Currently Available GenAI-Powered Large Language Models and Low-Resource Languages: Any Offerings? Wait Until You See
Abstract
A lot of hype has accompanied the increasing number of generative artificial intelligence-powered large language models (LLMs). Similarly, much has been written about what currently available LLMs can and cannot do, including their benefits and risks, especially in higher education. However, few use cases have investigated the performance and generative capabilities of LLMs in low-resource languages. With this in mind, one of the purposes of the current study was to explore the extent to which seven, currently available, free-to-use versions of LLMs (ChatGPT, Claude, Copilot, Gemini, GroqChat, Perplexity, and YouChat) perform in five low-resource languages (isiZulu, Sesotho, Yoruba, M?ori, and Mi’kmaq) in their generative multilingual capabilities.

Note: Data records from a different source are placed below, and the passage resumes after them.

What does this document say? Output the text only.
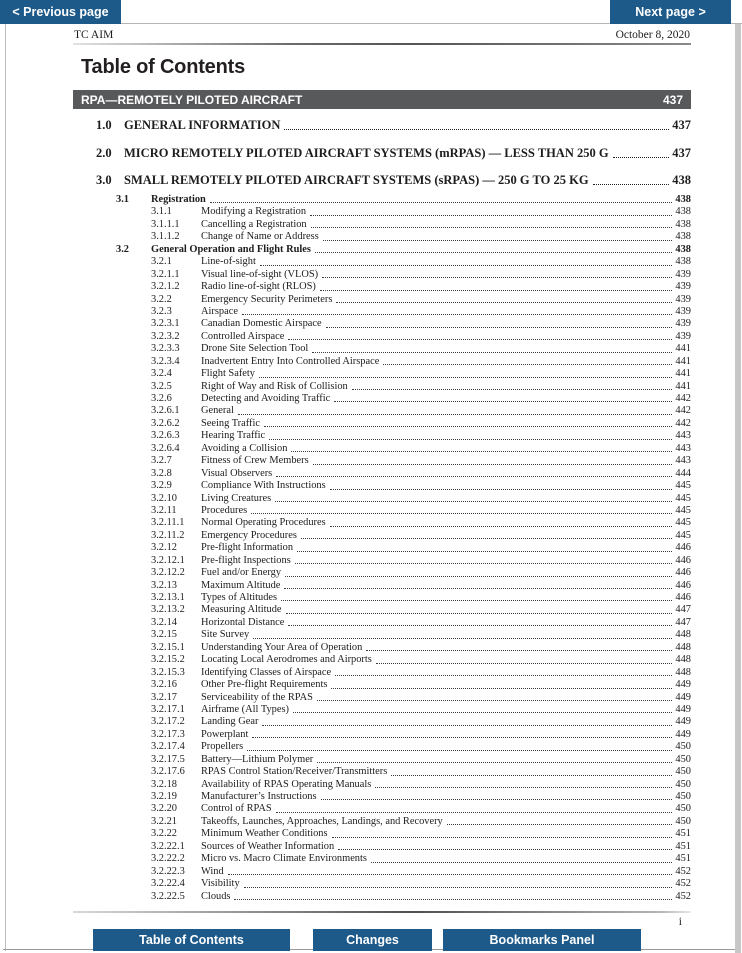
< Previous page	Next page >
TC AIM	October 8, 2020
Table of Contents
RPA—REMOTELY PILOTED AIRCRAFT	437
1.0 GENERAL INFORMATION	437
2.0 MICRO REMOTELY PILOTED AIRCRAFT SYSTEMS (mRPAS) — LESS THAN 250 G	437
3.0 SMALL REMOTELY PILOTED AIRCRAFT SYSTEMS (sRPAS) — 250 G TO 25 KG	438
3.1	Registration	438
3.1.1	Modifying a Registration	438
3.1.1.1	Cancelling a Registration	438
3.1.1.2	Change of Name or Address	438
3.2	General Operation and Flight Rules	438
3.2.1	Line-of-sight	438
3.2.1.1	Visual line-of-sight (VLOS)	439
3.2.1.2	Radio line-of-sight (RLOS)	439
3.2.2	Emergency Security Perimeters	439
3.2.3	Airspace	439
3.2.3.1	Canadian Domestic Airspace	439
3.2.3.2	Controlled Airspace	439
3.2.3.3	Drone Site Selection Tool	441
3.2.3.4	Inadvertent Entry Into Controlled Airspace	441
3.2.4	Flight Safety	441
3.2.5	Right of Way and Risk of Collision	441
3.2.6	Detecting and Avoiding Traffic	442
3.2.6.1	General	442
3.2.6.2	Seeing Traffic	442
3.2.6.3	Hearing Traffic	443
3.2.6.4	Avoiding a Collision	443
3.2.7	Fitness of Crew Members	443
3.2.8	Visual Observers	444
3.2.9	Compliance With Instructions	445
3.2.10	Living Creatures	445
3.2.11	Procedures	445
3.2.11.1	Normal Operating Procedures	445
3.2.11.2	Emergency Procedures	445
3.2.12	Pre-flight Information	446
3.2.12.1	Pre-flight Inspections	446
3.2.12.2	Fuel and/or Energy	446
3.2.13	Maximum Altitude	446
3.2.13.1	Types of Altitudes	446
3.2.13.2	Measuring Altitude	447
3.2.14	Horizontal Distance	447
3.2.15	Site Survey	448
3.2.15.1	Understanding Your Area of Operation	448
3.2.15.2	Locating Local Aerodromes and Airports	448
3.2.15.3	Identifying Classes of Airspace	448
3.2.16	Other Pre-flight Requirements	449
3.2.17	Serviceability of the RPAS	449
3.2.17.1	Airframe (All Types)	449
3.2.17.2	Landing Gear	449
3.2.17.3	Powerplant	449
3.2.17.4	Propellers	450
3.2.17.5	Battery—Lithium Polymer	450
3.2.17.6	RPAS Control Station/Receiver/Transmitters	450
3.2.18	Availability of RPAS Operating Manuals	450
3.2.19	Manufacturer’s Instructions	450
3.2.20	Control of RPAS	450
3.2.21	Takeoffs, Launches, Approaches, Landings, and Recovery	450
3.2.22	Minimum Weather Conditions	451
3.2.22.1	Sources of Weather Information	451
3.2.22.2	Micro vs. Macro Climate Environments	451
3.2.22.3	Wind	452
3.2.22.4	Visibility	452
3.2.22.5	Clouds	452
i
Table of Contents	Changes	Bookmarks Panel
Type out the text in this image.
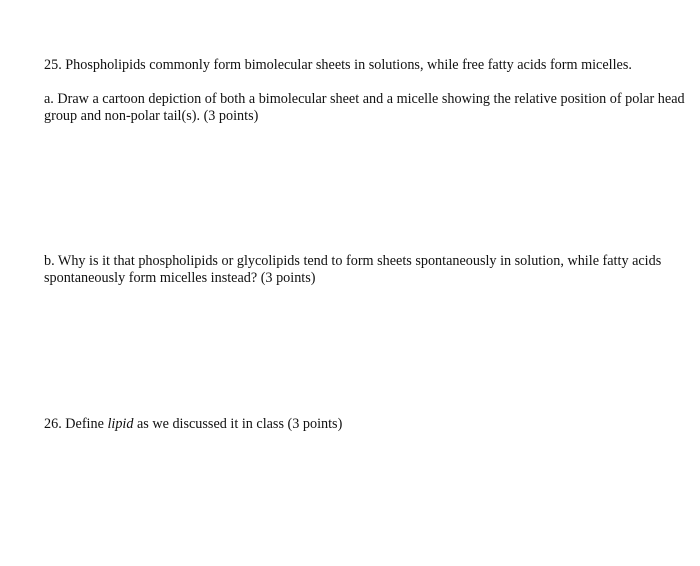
25. Phospholipids commonly form bimolecular sheets in solutions, while free fatty acids form micelles.
a. Draw a cartoon depiction of both a bimolecular sheet and a micelle showing the relative position of polar head
group and non-polar tail(s). (3 points)
b. Why is it that phospholipids or glycolipids tend to form sheets spontaneously in solution, while fatty acids
spontaneously form micelles instead? (3 points)
26. Define lipid as we discussed it in class (3 points)
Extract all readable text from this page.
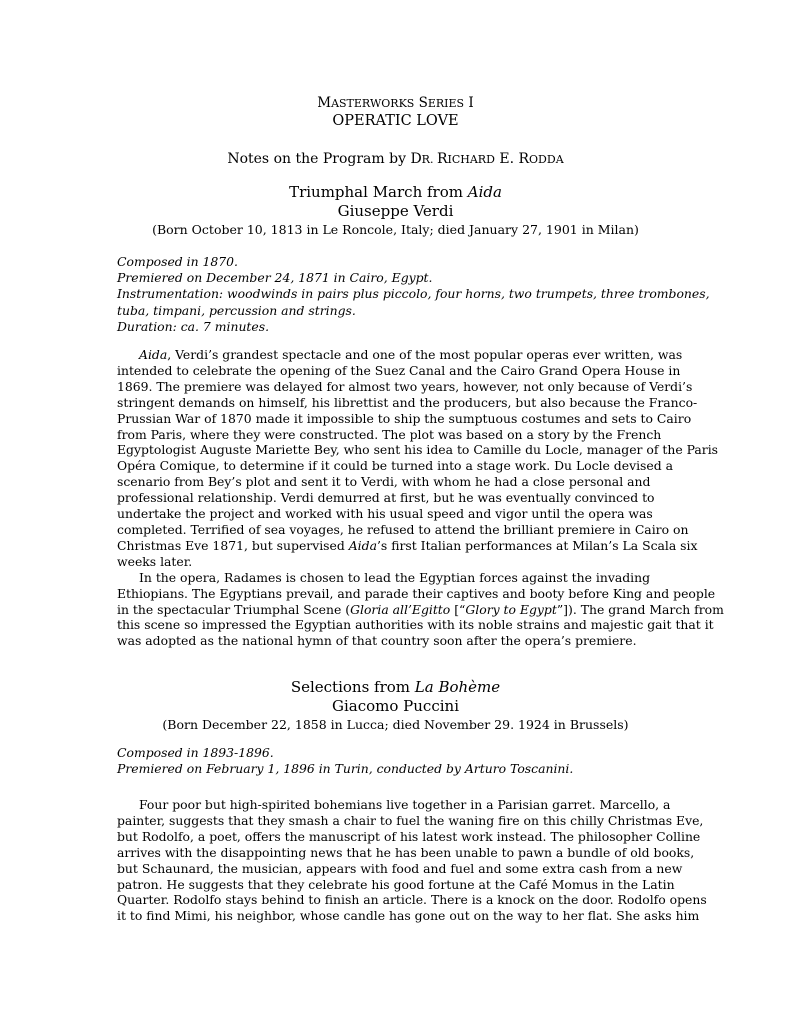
MASTERWORKS SERIES I
OPERATIC LOVE
Notes on the Program by DR. RICHARD E. RODDA
Triumphal March from Aida
Giuseppe Verdi
(Born October 10, 1813 in Le Roncole, Italy; died January 27, 1901 in Milan)
Composed in 1870.
Premiered on December 24, 1871 in Cairo, Egypt.
Instrumentation: woodwinds in pairs plus piccolo, four horns, two trumpets, three trombones,
tuba, timpani, percussion and strings.
Duration: ca. 7 minutes.
Aida, Verdi’s grandest spectacle and one of the most popular operas ever written, was
intended to celebrate the opening of the Suez Canal and the Cairo Grand Opera House in
1869. The premiere was delayed for almost two years, however, not only because of Verdi’s
stringent demands on himself, his librettist and the producers, but also because the Franco-
Prussian War of 1870 made it impossible to ship the sumptuous costumes and sets to Cairo
from Paris, where they were constructed. The plot was based on a story by the French
Egyptologist Auguste Mariette Bey, who sent his idea to Camille du Locle, manager of the Paris
Opéra Comique, to determine if it could be turned into a stage work. Du Locle devised a
scenario from Bey’s plot and sent it to Verdi, with whom he had a close personal and
professional relationship. Verdi demurred at first, but he was eventually convinced to
undertake the project and worked with his usual speed and vigor until the opera was
completed. Terrified of sea voyages, he refused to attend the brilliant premiere in Cairo on
Christmas Eve 1871, but supervised Aida’s first Italian performances at Milan’s La Scala six
weeks later.
In the opera, Radames is chosen to lead the Egyptian forces against the invading
Ethiopians. The Egyptians prevail, and parade their captives and booty before King and people
in the spectacular Triumphal Scene (Gloria all’Egitto [“Glory to Egypt”]). The grand March from
this scene so impressed the Egyptian authorities with its noble strains and majestic gait that it
was adopted as the national hymn of that country soon after the opera’s premiere.
Selections from La Bohème
Giacomo Puccini
(Born December 22, 1858 in Lucca; died November 29. 1924 in Brussels)
Composed in 1893-1896.
Premiered on February 1, 1896 in Turin, conducted by Arturo Toscanini.
Four poor but high-spirited bohemians live together in a Parisian garret. Marcello, a
painter, suggests that they smash a chair to fuel the waning fire on this chilly Christmas Eve,
but Rodolfo, a poet, offers the manuscript of his latest work instead. The philosopher Colline
arrives with the disappointing news that he has been unable to pawn a bundle of old books,
but Schaunard, the musician, appears with food and fuel and some extra cash from a new
patron. He suggests that they celebrate his good fortune at the Café Momus in the Latin
Quarter. Rodolfo stays behind to finish an article. There is a knock on the door. Rodolfo opens
it to find Mimi, his neighbor, whose candle has gone out on the way to her flat. She asks him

Employing a common input prompt, in which the only change was to insert the name of a given low-resource language and English in each case, this study collected its datasets by inputting this common prompt into the seven LLMs. Three of the findings of this study are noteworthy. First, the seven LLMs displayed a significant lack of generative multilingual capabilities in the five low-resource languages. Second, they hallucinated and produced nonsensical, meaningless, and irrelevant responses in their low-resource language outputs. Third, their English responses were far better in quality, relevance, depth, detail, and nuance than their low-resource language only and English responses for the five low-resource languages. The paper ends by offering the implications and making the conclusions of the study in terms of LLMs’ generative capabilities in low-resource languages.